Mark Halperin’s rude remark the other day was not news — he wrote last year that the Democratic and media establishment says such things in private all the time. What is news is that his colleagues goaded him into making his comment on the air. They practically pleaded with him to say something bleepable, and then they all laughed when he did. They weren’t at all shocked or dismayed, because, as Halperin previously noted, they all say similar things behind closed doors. It’s as though the MSNBC hosts were saying to their audience: we may be partisan, but we’re not stupid.

A simpler time

Sunday, June 19th, 2011

Here’s some of what was going on in 1940:

1. In The Mood – Glenn Miller
2. When You Wish Upon a Star – Cliff Edwards
3. I’ll Never Smile Again – Tommy Dorsey w/Frank Sinatra
4. Only Forever – Bing Crosby
5. Body & Soul – Coleman Hawkins
6. When the Swallows Come Back to Capistrano – The Ink Spots
7. The Breeze and I – Jimmy Dorsey w/Bob Eberly
8. You Are My Sunshine – Jimmie Davis
9. When You Wish Upon a Star – Glenn Miller
10. Tuxedo Junction – Glenn Miller…

one-fourth of the top hits sold or listened to by the majority of Americans in 1940 were performed by Glenn Miller…Frank Sinatra jumped ship to the Tommy Dorsey Orchestra in January. Together they recorded some 40 songs during the next 12 months, the most successful of which was I’ll Never Smile Again which became one of the most important chart toppers of all time, spending almost three months at the number one spot.

A simpler time, and in the world of contemporary music and popular culture, a better time.

They’re motivated!

Saturday, June 11th, 2011

NYT:

News organizations mobilized teams of reporters and even recruited online volunteers to scan more than 24,000 pages of e-mails…MSNBC.com deputized 40 volunteers, chosen with the help of the League of Women Voters and the Retired Public Employees…

The New York Times and The Guardian sent reporters armed with scanners and then solicited readers’ assistance. Politico enlisted a dozen editors, reporters and interns who worked as a team from their Northern Virginia newsroom “plowing through” the documents, as one editor described it. The Washington Post initially asked for 100 volunteers to sift through the documents. They were quickly overwhelmed…

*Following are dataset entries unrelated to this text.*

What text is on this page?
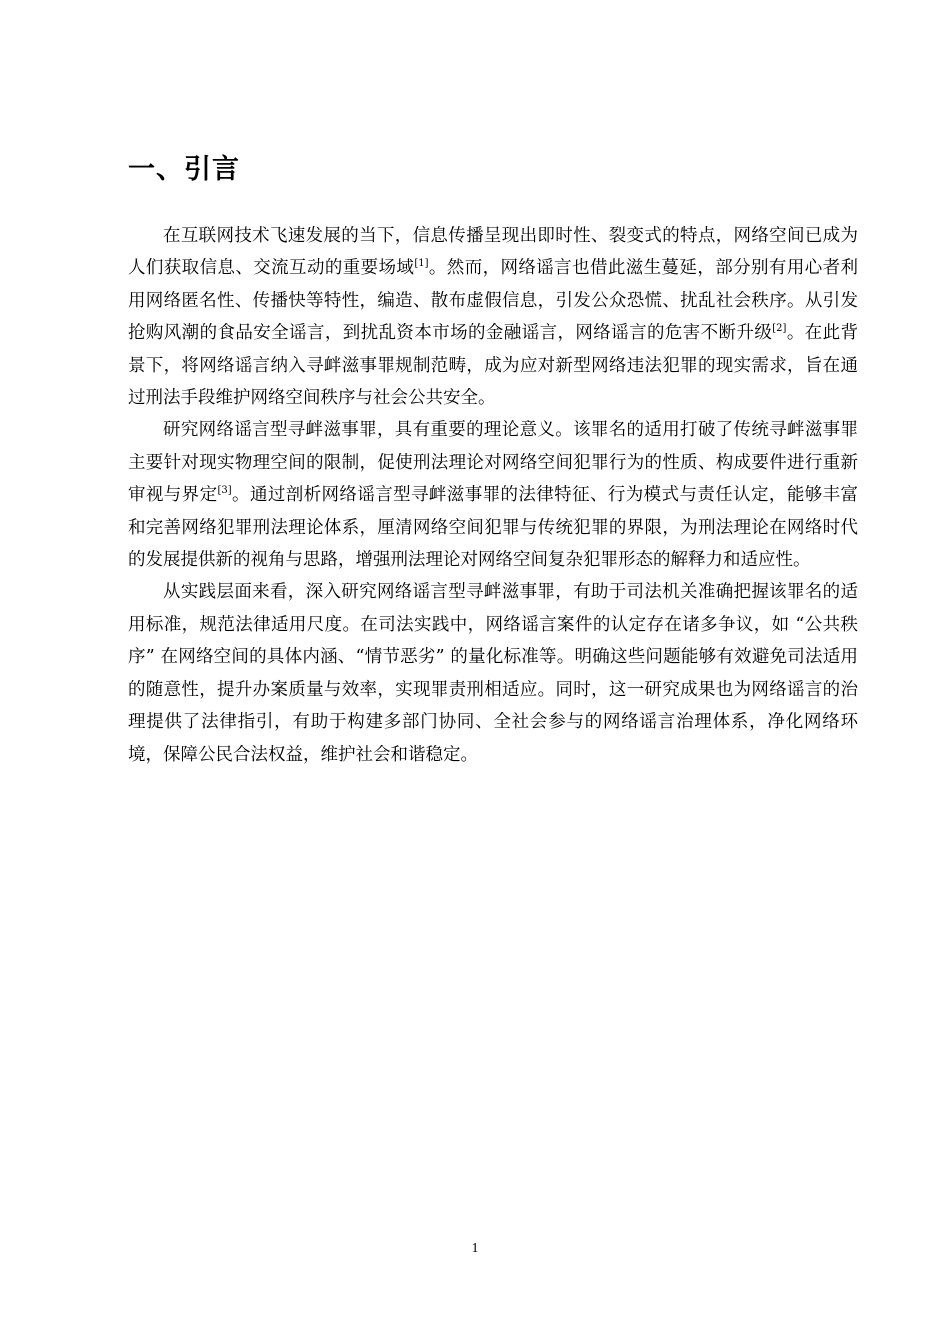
一、引言

在互联网技术飞速发展的当下，信息传播呈现出即时性、裂变式的特点，网络空间已成为人们获取信息、交流互动的重要场域[1]。然而，网络谣言也借此滋生蔓延，部分别有用心者利用网络匿名性、传播快等特性，编造、散布虚假信息，引发公众恐慌、扰乱社会秩序。从引发抢购风潮的食品安全谣言，到扰乱资本市场的金融谣言，网络谣言的危害不断升级[2]。在此背景下，将网络谣言纳入寻衅滋事罪规制范畴，成为应对新型网络违法犯罪的现实需求，旨在通过刑法手段维护网络空间秩序与社会公共安全。

研究网络谣言型寻衅滋事罪，具有重要的理论意义。该罪名的适用打破了传统寻衅滋事罪主要针对现实物理空间的限制，促使刑法理论对网络空间犯罪行为的性质、构成要件进行重新审视与界定[3]。通过剖析网络谣言型寻衅滋事罪的法律特征、行为模式与责任认定，能够丰富和完善网络犯罪刑法理论体系，厘清网络空间犯罪与传统犯罪的界限，为刑法理论在网络时代的发展提供新的视角与思路，增强刑法理论对网络空间复杂犯罪形态的解释力和适应性。

从实践层面来看，深入研究网络谣言型寻衅滋事罪，有助于司法机关准确把握该罪名的适用标准，规范法律适用尺度。在司法实践中，网络谣言案件的认定存在诸多争议，如 “公共秩序” 在网络空间的具体内涵、“情节恶劣” 的量化标准等。明确这些问题能够有效避免司法适用的随意性，提升办案质量与效率，实现罪责刑相适应。同时，这一研究成果也为网络谣言的治理提供了法律指引，有助于构建多部门协同、全社会参与的网络谣言治理体系，净化网络环境，保障公民合法权益，维护社会和谐稳定。

1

“This is not a witch hunt,” said Jim Roberts, an assistant managing editor at The Times. “There are 25,000 documents here, and we can use all the eyeballs we can get.” The Times, like The Post and others, uploaded the e-mails onto its Web site and invited readers to sift through them…“From our perspective, we’re just providing the public records to the public, who own them,” said Bill Dedman, a reporter for MSNBC

Question: when they say “this is not a witch hunt,” what is it? (A convoy?)